Spot ETFs can be amplified up to 200%
On January 3rd, Tuttle Capital submitted three N1-A forms to the SEC. These forms are commonly used documents for establishing new ETFs and list 1.5x, 1.75x, and 2x long and short ETFs targeting Bitcoin spot ETFs. It is understood that Tuttle Capital initially plans to use BlackRock’s future iShares Bitcoin spot ETF as the reference for exchange trading. However, they also stated that they may adjust the reference assets based on market conditions in the future. The application documents specifically mentioned that Tuttle has not yet disclosed the specific ticker symbols or management fee structures for these ETFs, and the ETFs have not received approval from the SEC. In response, Bloomberg analyst Eric Balchunas retweeted, “It’s only a matter of time…”
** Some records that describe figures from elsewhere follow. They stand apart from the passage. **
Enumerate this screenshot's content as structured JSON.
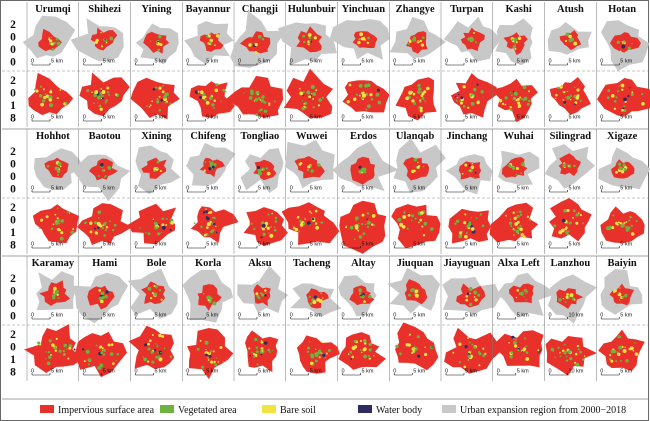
{
  "years": [
    "2000",
    "2018"
  ],
  "groups": [
    {
      "cities": [
        {
          "name": "Urumqi",
          "scale_2000": "5 km",
          "scale_2018": "5 km"
        },
        {
          "name": "Shihezi",
          "scale_2000": "5 km",
          "scale_2018": "5 km"
        },
        {
          "name": "Yining",
          "scale_2000": "5 km",
          "scale_2018": "5 km"
        },
        {
          "name": "Bayannur",
          "scale_2000": "5 km",
          "scale_2018": "5 km"
        },
        {
          "name": "Changji",
          "scale_2000": "5 km",
          "scale_2018": "5 km"
        },
        {
          "name": "Hulunbuir",
          "scale_2000": "5 km",
          "scale_2018": "5 km"
        },
        {
          "name": "Yinchuan",
          "scale_2000": "5 km",
          "scale_2018": "5 km"
        },
        {
          "name": "Zhangye",
          "scale_2000": "5 km",
          "scale_2018": "5 km"
        },
        {
          "name": "Turpan",
          "scale_2000": "5 km",
          "scale_2018": "5 km"
        },
        {
          "name": "Kashi",
          "scale_2000": "5 km",
          "scale_2018": "5 km"
        },
        {
          "name": "Atush",
          "scale_2000": "5 km",
          "scale_2018": "5 km"
        },
        {
          "name": "Hotan",
          "scale_2000": "5 km",
          "scale_2018": "5 km"
        }
      ]
    },
    {
      "cities": [
        {
          "name": "Hohhot",
          "scale_2000": "5 km",
          "scale_2018": "5 km"
        },
        {
          "name": "Baotou",
          "scale_2000": "5 km",
          "scale_2018": "5 km"
        },
        {
          "name": "Xining",
          "scale_2000": "5 km",
          "scale_2018": "5 km"
        },
        {
          "name": "Chifeng",
          "scale_2000": "5 km",
          "scale_2018": "5 km"
        },
        {
          "name": "Tongliao",
          "scale_2000": "5 km",
          "scale_2018": "5 km"
        },
        {
          "name": "Wuwei",
          "scale_2000": "5 km",
          "scale_2018": "5 km"
        },
        {
          "name": "Erdos",
          "scale_2000": "5 km",
          "scale_2018": "5 km"
        },
        {
          "name": "Ulanqab",
          "scale_2000": "5 km",
          "scale_2018": "5 km"
        },
        {
          "name": "Jinchang",
          "scale_2000": "5 km",
          "scale_2018": "5 km"
        },
        {
          "name": "Wuhai",
          "scale_2000": "5 km",
          "scale_2018": "5 km"
        },
        {
          "name": "Silingrad",
          "scale_2000": "5 km",
          "scale_2018": "5 km"
        },
        {
          "name": "Xigaze",
          "scale_2000": "5 km",
          "scale_2018": "5 km"
        }
      ]
    },
    {
      "cities": [
        {
          "name": "Karamay",
          "scale_2000": "5 km",
          "scale_2018": "5 km"
        },
        {
          "name": "Hami",
          "scale_2000": "5 km",
          "scale_2018": "5 km"
        },
        {
          "name": "Bole",
          "scale_2000": "5 km",
          "scale_2018": "5 km"
        },
        {
          "name": "Korla",
          "scale_2000": "5 km",
          "scale_2018": "5 km"
        },
        {
          "name": "Aksu",
          "scale_2000": "5 km",
          "scale_2018": "5 km"
        },
        {
          "name": "Tacheng",
          "scale_2000": "5 km",
          "scale_2018": "5 km"
        },
        {
          "name": "Altay",
          "scale_2000": "5 km",
          "scale_2018": "5 km"
        },
        {
          "name": "Jiuquan",
          "scale_2000": "5 km",
          "scale_2018": "5 km"
        },
        {
          "name": "Jiayuguan",
          "scale_2000": "5 km",
          "scale_2018": "5 km"
        },
        {
          "name": "Alxa Left",
          "scale_2000": "5 km",
          "scale_2018": "5 km"
        },
        {
          "name": "Lanzhou",
          "scale_2000": "10 km",
          "scale_2018": "10 km"
        },
        {
          "name": "Baiyin",
          "scale_2000": "5 km",
          "scale_2018": "5 km"
        }
      ]
    }
  ],
  "legend": [
    {
      "label": "Impervious surface area",
      "color": "#e8312a"
    },
    {
      "label": "Vegetated area",
      "color": "#6cb33f"
    },
    {
      "label": "Bare soil",
      "color": "#f0e442"
    },
    {
      "label": "Water body",
      "color": "#2e2b5f"
    },
    {
      "label": "Urban expansion region from 2000−2018",
      "color": "#c8c8c8"
    }
  ],
  "colors": {
    "impervious": "#e8312a",
    "vegetated": "#6cb33f",
    "bare": "#f0e442",
    "water": "#2e2b5f",
    "expansion": "#c8c8c8",
    "frame": "#444444"
  }
}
Leveraged futures ETFs approved last year
In fact, ETF issuer Volatility Shares launched a “2x leverage” Bitcoin futures ETF trading in June last year, becoming the first leveraged Bitcoin futures ETF in the United States. This product tracks the daily rolling index of Bitcoin futures on the CME (Chicago Mercantile Exchange). “2x leverage” means that users can amplify half the value of their Bitcoin investment into one Bitcoin.
Further reading:
BTC breaks through 31,000: The first “Bitcoin 2x leverage futures” may go live: SEC approval without rejection.
It is worth noting that Tuttle Capital’s ETF plan is still based on Bitcoin spot, while Volatility Shares’ ETF is based on Bitcoin futures. Spot ETFs directly track the actual market price of Bitcoin, while futures ETFs track futures contracts. The difference is that futures contracts may introduce rolling risks and other complexities related to the futures market.